Plön (t/los). Sie statteten Gutshöfe aus, Räume des Kieler Schlosses, noble Luxuskabinen von Schiffen: Die Gebrüder Ramm übten vor über 100 Jahren ihr kreatives Handwerk aus. Jetzt zeigt das Museum des Kreises Plön erstmals Entwurfsskizzen der renommierten Preetzer Möbeltischler. Die Eröffnung der Sonderausstellung „Gebrüder Ramm – Möbeldesign um 1900 in Preetz“ beginnt am kommenden Dienstag, 28. Juni um 19.30 Uhr. Grundlage der Präsentation sind die Recherchen von Stadtarchivar Peter Pauselius und Klaus Schöllhorn aus Preetz, den Initiatoren der Ausstellung. Leihgaben des Preetzer Heimatmuseums, der Kirchengemeinde und aus Privatbesitz runden diese ab. Teile des Nachlasses Joachim Ramms, der 1953 verstarb, hatten sie neugierig gemacht, so dass sie in einer Art Co-Projekt weitergeforscht haben.
Zur Eröffnung der Sonderausstellung werden Bürgermeister Lars Winter (Begrüßung als Vorsitzender des Museumsvereins), Bürgermeister Björn Demmin (Grußwort der Stadt Preetz) und Stadtarchivar Peter Pauselius (Einführung) sprechen.
Die Ausstellung zeigt eine Vielzahl der handgezeichneten und colorierten Entwurfszeichnungen und Vorlageblätter der Tischlerei. Über 60 Bilder wurden aus dem großen Fundus ausgewählt, der im Preetzer Stadtarchiv aufbewahrt und erforscht wird. „Es ist ein kulturgeschichtlicher Glücksfall, dass sich die Blätter erhalten haben“, betont Museumsleiterin Julia Meyer. Die Zeichnungen geben einen Eindruck hochwertiger Raumausstattungen, die um 1900 in Preetz gefertigt wurden. „Bei der Innenausstattung von Luxuskabinen von Linienschiffen fühlt man sich an die Ausstattung der Titanic erinnert“, sagt sie. Um dies deutlich zu machen, sei die Entwurfszeichung „Zimmer des Kapitäns“ extra so vergrößert worden, dass der Betrachter sich bei einem Ausstellungsbesuch in einem „Raum im Raum“ in die Zeit um 1900 zurückversetzen könne. In dieser Zeit entwickelte sich die Luxus-Kreuzfahrt zum Trend.
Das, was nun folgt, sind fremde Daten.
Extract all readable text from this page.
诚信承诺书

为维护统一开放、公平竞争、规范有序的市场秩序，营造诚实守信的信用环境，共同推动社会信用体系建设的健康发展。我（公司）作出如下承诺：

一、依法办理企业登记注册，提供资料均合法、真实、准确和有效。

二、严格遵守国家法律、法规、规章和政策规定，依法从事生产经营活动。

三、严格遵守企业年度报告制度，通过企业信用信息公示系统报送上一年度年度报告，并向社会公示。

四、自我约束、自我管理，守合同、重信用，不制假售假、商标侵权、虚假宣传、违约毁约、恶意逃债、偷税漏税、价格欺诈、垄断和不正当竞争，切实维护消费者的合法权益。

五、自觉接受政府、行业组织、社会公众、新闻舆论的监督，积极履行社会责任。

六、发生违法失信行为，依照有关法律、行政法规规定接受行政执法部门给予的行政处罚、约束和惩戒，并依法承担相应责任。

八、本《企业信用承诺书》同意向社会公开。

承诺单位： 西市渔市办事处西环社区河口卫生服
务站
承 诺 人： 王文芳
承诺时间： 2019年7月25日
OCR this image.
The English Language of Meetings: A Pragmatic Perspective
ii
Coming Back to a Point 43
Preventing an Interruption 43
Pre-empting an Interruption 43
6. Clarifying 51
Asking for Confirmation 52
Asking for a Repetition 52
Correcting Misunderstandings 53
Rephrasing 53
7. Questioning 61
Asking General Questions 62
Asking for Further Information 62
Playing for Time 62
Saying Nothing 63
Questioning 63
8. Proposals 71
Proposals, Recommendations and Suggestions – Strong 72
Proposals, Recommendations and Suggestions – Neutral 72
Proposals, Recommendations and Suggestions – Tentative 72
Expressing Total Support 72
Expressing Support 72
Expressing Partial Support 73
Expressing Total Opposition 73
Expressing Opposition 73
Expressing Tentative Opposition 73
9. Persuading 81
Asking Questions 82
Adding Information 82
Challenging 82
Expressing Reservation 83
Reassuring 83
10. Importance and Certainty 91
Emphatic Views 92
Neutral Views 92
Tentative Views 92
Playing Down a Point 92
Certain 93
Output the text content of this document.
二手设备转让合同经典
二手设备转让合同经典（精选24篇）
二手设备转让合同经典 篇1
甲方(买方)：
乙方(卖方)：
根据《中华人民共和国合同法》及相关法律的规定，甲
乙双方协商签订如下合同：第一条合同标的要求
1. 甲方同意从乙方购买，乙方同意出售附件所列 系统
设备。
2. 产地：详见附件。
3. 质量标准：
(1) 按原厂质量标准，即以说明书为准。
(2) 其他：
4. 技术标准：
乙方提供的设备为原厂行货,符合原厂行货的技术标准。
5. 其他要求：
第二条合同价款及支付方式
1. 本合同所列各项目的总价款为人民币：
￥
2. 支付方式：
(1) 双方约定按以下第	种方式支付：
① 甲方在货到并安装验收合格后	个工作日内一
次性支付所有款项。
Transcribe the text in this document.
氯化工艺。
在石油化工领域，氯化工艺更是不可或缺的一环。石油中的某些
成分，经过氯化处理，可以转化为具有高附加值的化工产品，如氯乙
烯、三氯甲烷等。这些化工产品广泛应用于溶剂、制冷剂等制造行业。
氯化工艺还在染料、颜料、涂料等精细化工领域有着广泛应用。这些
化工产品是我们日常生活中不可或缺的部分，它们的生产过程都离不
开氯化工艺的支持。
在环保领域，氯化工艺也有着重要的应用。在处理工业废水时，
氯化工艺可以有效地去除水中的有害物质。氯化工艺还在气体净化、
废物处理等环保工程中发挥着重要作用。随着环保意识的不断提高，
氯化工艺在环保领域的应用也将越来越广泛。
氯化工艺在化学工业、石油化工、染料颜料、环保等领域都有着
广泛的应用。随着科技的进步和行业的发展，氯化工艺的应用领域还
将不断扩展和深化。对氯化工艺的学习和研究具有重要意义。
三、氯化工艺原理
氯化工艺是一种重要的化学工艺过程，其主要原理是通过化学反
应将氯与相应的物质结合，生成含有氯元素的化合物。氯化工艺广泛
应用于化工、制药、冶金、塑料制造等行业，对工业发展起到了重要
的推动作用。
Auch die „Toilette des Prinzen“ auf Gut Hemmelmark erscheint 2 x 2 Meter groß neben der Originalzeichnung an der Wand.
Die Geschichte des Unternehmens beginnt eigentlich vor fast 200 Jahren: Bereits der Großonkel der Brüder war seit 1829 Tischleramtsmeister in Preetz. Der Gründer der damaligen Tischlerei stammte aus Gleschendorf, das zwischen Ahrensbök und Scharbeutz in Ostholstein liegt. Damals war Schleswig-Holstein noch dänisch. Preetz besaß noch keine Stadtrechte und unterstand als „Flecken“ bis 1870 dem Kloster – 2020 feierte Preetz aus diesem Grund 150 Jahre als Stadt.
Die nachfolgenden Neffen Friedrich und Joachim Ramm gründeten 1883, als Schleswig-Holstein bereits preußische Provinz war, die „Werkstatt für Möbeltischlerei der Gebrüder Ramm“ und werkelten dort auf hohem Niveau. Sie befand sich am Markt 18 (heute Feuerstein). Das 1906 erbaute Gebäude enthielt im vorderen Teil eine Möbelausstellung. So entwickelte sich die Tischlerei der Gebrüder Ramm zu einem Erfolgsunternehmen, dessen kunstfertiges Möbeldesign bekannt und gefragt war. Der Familienbetrieb bestand bis 1929.
Auch Prinz Heinrich von Preußen zählte zu den Kunden der beiden Preetzer. Als neuer Großadmiral der Kaiserlichen Marine residierte er in der Zeit im Kieler Schloss und ließ dort einige Räume durch die Firma Ramm ausstatten, später auch seine Yacht. Da Prinz Heinrich von Preußen offensichtlich zufrieden war, erhob „Seine Königliche Hoheit die Möbelfabrikanten Gebr. Ramm zu Höchst Seinen Hof Lieferanten“ (24. Dezember 1888).
1896 erwarb Prinz Heinrich das Gut Hemmelmark bei Eckernförde. Mit der Einrichtung einer Vielzahl von Zimmern beauftragte er wiederum die Hoflieferanten Ramm.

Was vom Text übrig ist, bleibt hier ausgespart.